Note. Sékou Touré fit évidemment cette remarque en l’absence de John Morrow. Elle est déplorable de la part d’un chef d’Etat africain. Curieusement il proposa à l’ambassadeur Morrow de s’installer à Conakry en qualité de consultant du président !
Morrow indique que sa mission connut des temps forts, des moments de tension et … des suprises. Telle cette rencontre où des femmes du parti demandèrent au président qui est son nouveau ministre inconnu. Le président leur dit : “Qui ?” Indiquant John Morrow ses interlocutrices répondirent : “ce Peul-là” ! Amusé, il leur dit qu’il s’agissait en fait de l’ambassadeur américain en Guinée. Curieusement, écrivant sept ans après son départ de Guinée, Morrow n’appréciait toujours pas d’être associé aux Foulas, parce qu’ils avaient voté “massivement” Oui en 1958. Il ne lui est pas venu à l’idée que ce fut l’option des 12 autres colonies françaises ! — T.S. Bah

L’ambassadeur William Attwood arrive à Conakry

De fait, à la place de l’universitaire noir peu familiarisé avec la diplomatie et dont la nomination par Eisenhower avait été une “fausse bonne idée”, Kennedy jette son dévolu sur un membre du parti démocrate aux idées assez libérales, William Attwood, un journaliste — il a été rédacteur en chef de Look Magazine205 — qui a fait partie de son équipe, notamment pour lui préparer des discours. Attwood raconte dans son livre de souvenirs qu’un journaliste de ses amis lui avait demandé combien de mauvais discours il avait donnés à Kennedy pour que celui-ci l’envoie dans un trou pareil ; en fait, Attwood s’était vu proposer d’autres postes, dont certains plus prestigieux, mais il les avait refusés pour aller à Conakry, sans doute parce que Kennedy lui avait parlé de Sékou Touré en termes intéressants.

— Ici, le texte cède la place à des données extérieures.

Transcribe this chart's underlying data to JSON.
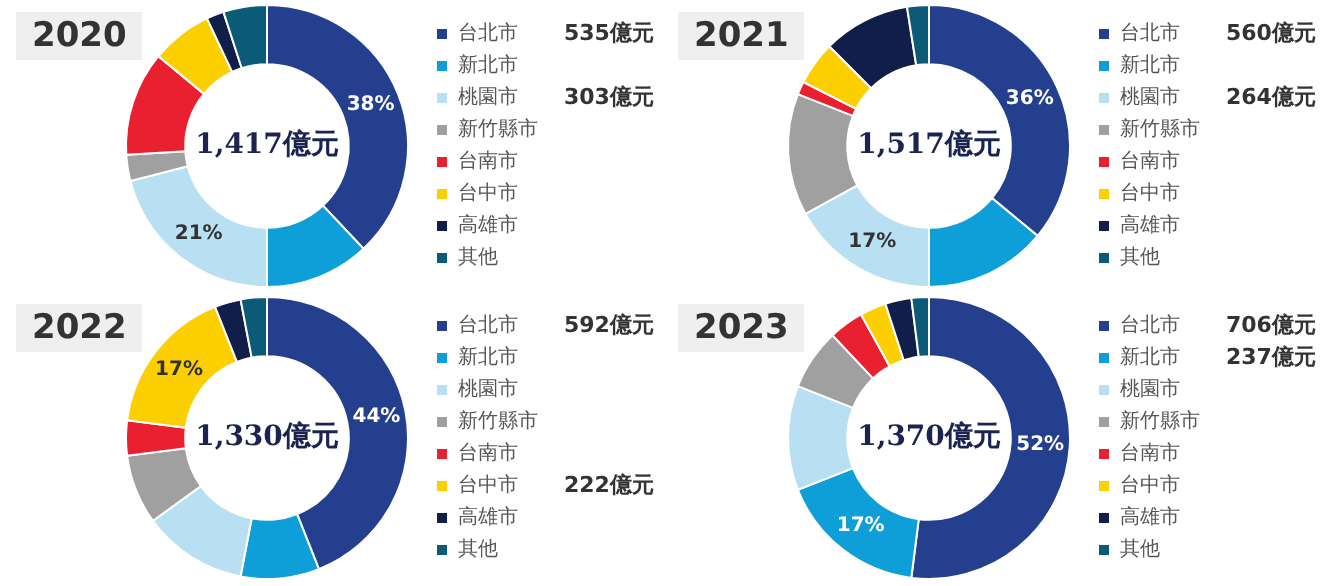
{
  "chart_data": [
    {
      "type": "donut",
      "title": "2020",
      "categories": [
        "台北市",
        "新北市",
        "桃園市",
        "新竹縣市",
        "台南市",
        "台中市",
        "高雄市",
        "其他"
      ],
      "values": [
        38,
        12,
        21,
        3,
        12,
        7,
        2,
        5
      ],
      "colors": [
        "#253f8f",
        "#0f9fd8",
        "#b9e0f2",
        "#a0a0a0",
        "#e8202f",
        "#fcd000",
        "#111e4a",
        "#0b5a78"
      ],
      "value_labels": [
        "38%",
        null,
        "21%",
        null,
        null,
        null,
        null,
        null
      ],
      "legend": "right",
      "annotations": [
        "1,417億元",
        {
          "text": "535億元",
          "x": "台北市"
        },
        {
          "text": "303億元",
          "x": "桃園市"
        }
      ]
    },
    {
      "type": "donut",
      "title": "2021",
      "categories": [
        "台北市",
        "新北市",
        "桃園市",
        "新竹縣市",
        "台南市",
        "台中市",
        "高雄市",
        "其他"
      ],
      "values": [
        36,
        14,
        17,
        14,
        1.5,
        5,
        10,
        2.5
      ],
      "colors": [
        "#253f8f",
        "#0f9fd8",
        "#b9e0f2",
        "#a0a0a0",
        "#e8202f",
        "#fcd000",
        "#111e4a",
        "#0b5a78"
      ],
      "value_labels": [
        "36%",
        null,
        "17%",
        null,
        null,
        null,
        null,
        null
      ],
      "legend": "right",
      "annotations": [
        "1,517億元",
        {
          "text": "560億元",
          "x": "台北市"
        },
        {
          "text": "264億元",
          "x": "桃園市"
        }
      ]
    },
    {
      "type": "donut",
      "title": "2022",
      "categories": [
        "台北市",
        "新北市",
        "桃園市",
        "新竹縣市",
        "台南市",
        "台中市",
        "高雄市",
        "其他"
      ],
      "values": [
        44,
        9,
        12,
        8,
        4,
        17,
        3,
        3
      ],
      "colors": [
        "#253f8f",
        "#0f9fd8",
        "#b9e0f2",
        "#a0a0a0",
        "#e8202f",
        "#fcd000",
        "#111e4a",
        "#0b5a78"
      ],
      "value_labels": [
        "44%",
        null,
        null,
        null,
        null,
        "17%",
        null,
        null
      ],
      "legend": "right",
      "annotations": [
        "1,330億元",
        {
          "text": "592億元",
          "x": "台北市"
        },
        {
          "text": "222億元",
          "x": "台中市"
        }
      ]
    },
    {
      "type": "donut",
      "title": "2023",
      "categories": [
        "台北市",
        "新北市",
        "桃園市",
        "新竹縣市",
        "台南市",
        "台中市",
        "高雄市",
        "其他"
      ],
      "values": [
        52,
        17,
        12,
        7,
        4,
        3,
        3,
        2
      ],
      "colors": [
        "#253f8f",
        "#0f9fd8",
        "#b9e0f2",
        "#a0a0a0",
        "#e8202f",
        "#fcd000",
        "#111e4a",
        "#0b5a78"
      ],
      "value_labels": [
        "52%",
        "17%",
        null,
        null,
        null,
        null,
        null,
        null
      ],
      "legend": "right",
      "annotations": [
        "1,370億元",
        {
          "text": "706億元",
          "x": "台北市"
        },
        {
          "text": "237億元",
          "x": "新北市"
        }
      ]
    }
  ]
}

Cependant, à Conakry, l’ambassade américaine est priée en mars de fermer sa bibliothèque publique ; ce n’est pas une mesure qui lui est propre ; elle frappe toutes les ambassades, même — et surtout — celles des pays de l’Est, qui commencent à distribuer trop de matériel de propagande, notamment aux étudiants et aux enseignants. Ceci débouchera en fin d’année sur la mise en cause de l’ambassadeur d’Union soviétique dans le cadre du “complot des enseignants”.

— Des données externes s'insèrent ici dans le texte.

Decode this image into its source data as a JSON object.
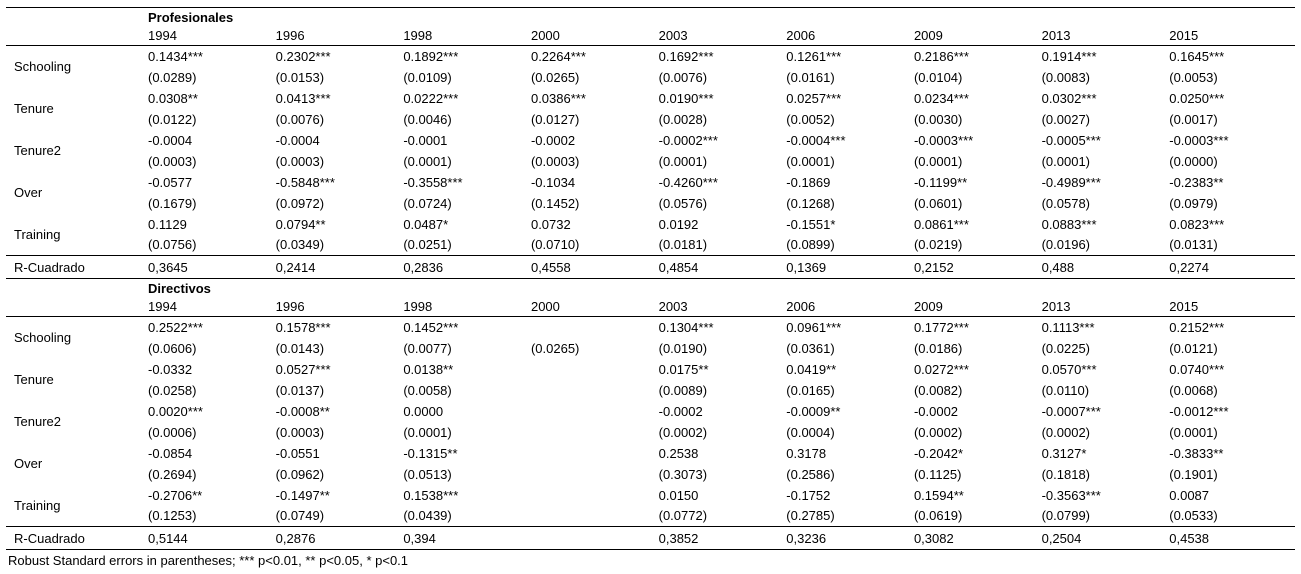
{
  "footnote": "Robust Standard errors in parentheses; *** p<0.01, ** p<0.05, * p<0.1",
  "panels": [
    {
      "title": "Profesionales",
      "years": [
        "1994",
        "1996",
        "1998",
        "2000",
        "2003",
        "2006",
        "2009",
        "2013",
        "2015"
      ],
      "variables": [
        {
          "label": "Schooling",
          "coefs": [
            "0.1434***",
            "0.2302***",
            "0.1892***",
            "0.2264***",
            "0.1692***",
            "0.1261***",
            "0.2186***",
            "0.1914***",
            "0.1645***"
          ],
          "ses": [
            "(0.0289)",
            "(0.0153)",
            "(0.0109)",
            "(0.0265)",
            "(0.0076)",
            "(0.0161)",
            "(0.0104)",
            "(0.0083)",
            "(0.0053)"
          ]
        },
        {
          "label": "Tenure",
          "coefs": [
            "0.0308**",
            "0.0413***",
            "0.0222***",
            "0.0386***",
            "0.0190***",
            "0.0257***",
            "0.0234***",
            "0.0302***",
            "0.0250***"
          ],
          "ses": [
            "(0.0122)",
            "(0.0076)",
            "(0.0046)",
            "(0.0127)",
            "(0.0028)",
            "(0.0052)",
            "(0.0030)",
            "(0.0027)",
            "(0.0017)"
          ]
        },
        {
          "label": "Tenure2",
          "coefs": [
            "-0.0004",
            "-0.0004",
            "-0.0001",
            "-0.0002",
            "-0.0002***",
            "-0.0004***",
            "-0.0003***",
            "-0.0005***",
            "-0.0003***"
          ],
          "ses": [
            "(0.0003)",
            "(0.0003)",
            "(0.0001)",
            "(0.0003)",
            "(0.0001)",
            "(0.0001)",
            "(0.0001)",
            "(0.0001)",
            "(0.0000)"
          ]
        },
        {
          "label": "Over",
          "coefs": [
            "-0.0577",
            "-0.5848***",
            "-0.3558***",
            "-0.1034",
            "-0.4260***",
            "-0.1869",
            "-0.1199**",
            "-0.4989***",
            "-0.2383**"
          ],
          "ses": [
            "(0.1679)",
            "(0.0972)",
            "(0.0724)",
            "(0.1452)",
            "(0.0576)",
            "(0.1268)",
            "(0.0601)",
            "(0.0578)",
            "(0.0979)"
          ]
        },
        {
          "label": "Training",
          "coefs": [
            "0.1129",
            "0.0794**",
            "0.0487*",
            "0.0732",
            "0.0192",
            "-0.1551*",
            "0.0861***",
            "0.0883***",
            "0.0823***"
          ],
          "ses": [
            "(0.0756)",
            "(0.0349)",
            "(0.0251)",
            "(0.0710)",
            "(0.0181)",
            "(0.0899)",
            "(0.0219)",
            "(0.0196)",
            "(0.0131)"
          ]
        }
      ],
      "r2_label": "R-Cuadrado",
      "r2_values": [
        "0,3645",
        "0,2414",
        "0,2836",
        "0,4558",
        "0,4854",
        "0,1369",
        "0,2152",
        "0,488",
        "0,2274"
      ]
    },
    {
      "title": "Directivos",
      "years": [
        "1994",
        "1996",
        "1998",
        "2000",
        "2003",
        "2006",
        "2009",
        "2013",
        "2015"
      ],
      "variables": [
        {
          "label": "Schooling",
          "coefs": [
            "0.2522***",
            "0.1578***",
            "0.1452***",
            "",
            "0.1304***",
            "0.0961***",
            "0.1772***",
            "0.1113***",
            "0.2152***"
          ],
          "ses": [
            "(0.0606)",
            "(0.0143)",
            "(0.0077)",
            "(0.0265)",
            "(0.0190)",
            "(0.0361)",
            "(0.0186)",
            "(0.0225)",
            "(0.0121)"
          ]
        },
        {
          "label": "Tenure",
          "coefs": [
            "-0.0332",
            "0.0527***",
            "0.0138**",
            "",
            "0.0175**",
            "0.0419**",
            "0.0272***",
            "0.0570***",
            "0.0740***"
          ],
          "ses": [
            "(0.0258)",
            "(0.0137)",
            "(0.0058)",
            "",
            "(0.0089)",
            "(0.0165)",
            "(0.0082)",
            "(0.0110)",
            "(0.0068)"
          ]
        },
        {
          "label": "Tenure2",
          "coefs": [
            "0.0020***",
            "-0.0008**",
            "0.0000",
            "",
            "-0.0002",
            "-0.0009**",
            "-0.0002",
            "-0.0007***",
            "-0.0012***"
          ],
          "ses": [
            "(0.0006)",
            "(0.0003)",
            "(0.0001)",
            "",
            "(0.0002)",
            "(0.0004)",
            "(0.0002)",
            "(0.0002)",
            "(0.0001)"
          ]
        },
        {
          "label": "Over",
          "coefs": [
            "-0.0854",
            "-0.0551",
            "-0.1315**",
            "",
            "0.2538",
            "0.3178",
            "-0.2042*",
            "0.3127*",
            "-0.3833**"
          ],
          "ses": [
            "(0.2694)",
            "(0.0962)",
            "(0.0513)",
            "",
            "(0.3073)",
            "(0.2586)",
            "(0.1125)",
            "(0.1818)",
            "(0.1901)"
          ]
        },
        {
          "label": "Training",
          "coefs": [
            "-0.2706**",
            "-0.1497**",
            "0.1538***",
            "",
            "0.0150",
            "-0.1752",
            "0.1594**",
            "-0.3563***",
            "0.0087"
          ],
          "ses": [
            "(0.1253)",
            "(0.0749)",
            "(0.0439)",
            "",
            "(0.0772)",
            "(0.2785)",
            "(0.0619)",
            "(0.0799)",
            "(0.0533)"
          ]
        }
      ],
      "r2_label": "R-Cuadrado",
      "r2_values": [
        "0,5144",
        "0,2876",
        "0,394",
        "",
        "0,3852",
        "0,3236",
        "0,3082",
        "0,2504",
        "0,4538"
      ]
    }
  ]
}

Fin mars, Attwood est reçu par Kennedy en compagnie de quelques autres diplomates ; tous s’accordent à dire que jamais aucun homme politique américain n’avait montré autant d’intérêt pour le continent africain, ni posé des questions aussi intelligentes.
Le 9 avril, William Attwood rencontre pour la première fois Diallo Telli, qu’il devait revoir à maintes reprises par la suite, jusqu’au moment où il sera nommé ambassadeur des États-Unis au Kenya lors de la délicate affaire des mercenaires européens au Congo, en 1964. Attwood ne connaît encore rien d’autre de la Guinée que les propos de Kennedy lui-même et les dossiers du Département d’État ; sa conversation avec Diallo Telli (elle a lieu en français) lui ouvre des perspectives nouvelles et commence à l’éclairer sur les problèmes qui l’attendent. Il trouve les propos de Telli précis et intéressants, mais aussi candides et naïfs. “Soyez franc, et même d’une brutale franchise avec Sékou Touré”, lui conseille Telli, “et souvenez-vous qu’il considère l’éducation comme la priorité essentielle de la Guinée.”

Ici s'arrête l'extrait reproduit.